If you run a family business, employing your children is a good way for them to earn money while effectively "shifting" income from your high bracket to the children's lower bracket.
However, the work must be "real", recorded, and at a reasonable pay rate.
In the case of Embroidery Express, LLC vs. Commissioner, Internal Revenue (T.C. Memo. 2016-136), the business owners paid their children relatively small wages during the year, but then gave the children very large bonuses at year end.
The Tax Court found that such large bonuses would not be paid to unrelated employees, and disallowed the bonuses as deductible business expenses.
The children were generally paid small amounts throughout the year for the
jobs that they completed, and bonuses in December of each year.
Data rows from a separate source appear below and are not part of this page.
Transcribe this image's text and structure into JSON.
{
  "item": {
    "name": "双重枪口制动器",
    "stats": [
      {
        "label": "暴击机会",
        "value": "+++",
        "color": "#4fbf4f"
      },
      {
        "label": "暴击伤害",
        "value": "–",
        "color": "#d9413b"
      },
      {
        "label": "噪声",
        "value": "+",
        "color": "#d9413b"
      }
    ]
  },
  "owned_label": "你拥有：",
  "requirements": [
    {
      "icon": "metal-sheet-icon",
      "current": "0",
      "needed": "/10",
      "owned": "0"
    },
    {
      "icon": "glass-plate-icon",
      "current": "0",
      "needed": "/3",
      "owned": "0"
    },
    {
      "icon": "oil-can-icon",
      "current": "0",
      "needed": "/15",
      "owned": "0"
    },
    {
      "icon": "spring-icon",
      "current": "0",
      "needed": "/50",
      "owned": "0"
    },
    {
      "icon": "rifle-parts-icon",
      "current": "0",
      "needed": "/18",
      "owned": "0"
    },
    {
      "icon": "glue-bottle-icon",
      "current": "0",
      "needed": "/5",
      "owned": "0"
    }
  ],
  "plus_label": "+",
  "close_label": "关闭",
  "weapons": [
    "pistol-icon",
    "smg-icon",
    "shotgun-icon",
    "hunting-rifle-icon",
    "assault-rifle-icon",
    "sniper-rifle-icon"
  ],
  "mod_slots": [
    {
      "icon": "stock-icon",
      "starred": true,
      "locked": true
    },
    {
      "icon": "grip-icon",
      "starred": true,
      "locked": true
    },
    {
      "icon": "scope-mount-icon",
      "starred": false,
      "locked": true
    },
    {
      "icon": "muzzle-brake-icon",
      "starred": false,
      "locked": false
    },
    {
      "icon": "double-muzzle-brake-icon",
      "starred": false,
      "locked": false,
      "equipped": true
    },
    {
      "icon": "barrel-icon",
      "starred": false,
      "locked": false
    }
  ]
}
Petitioners
placed little economic value on the jobs their children completed throughout the
year but paid them significant bonuses at yearend, partially on the basis of the
performance of petitioners’ embroidery business. Although Mr. McMinn testified
that he paid the children on the basis of what he would pay an unrelated party,
petitioners introduced no evidence proving that an unrelated party would receive a
similar bonus for the same work. The bonuses were the largest part of the
children’s wages and were paid at yearend after petitioners had the opportunity to
determine the financial status of the business. The Court is therefore not
convinced that unrelated parties would act similarly.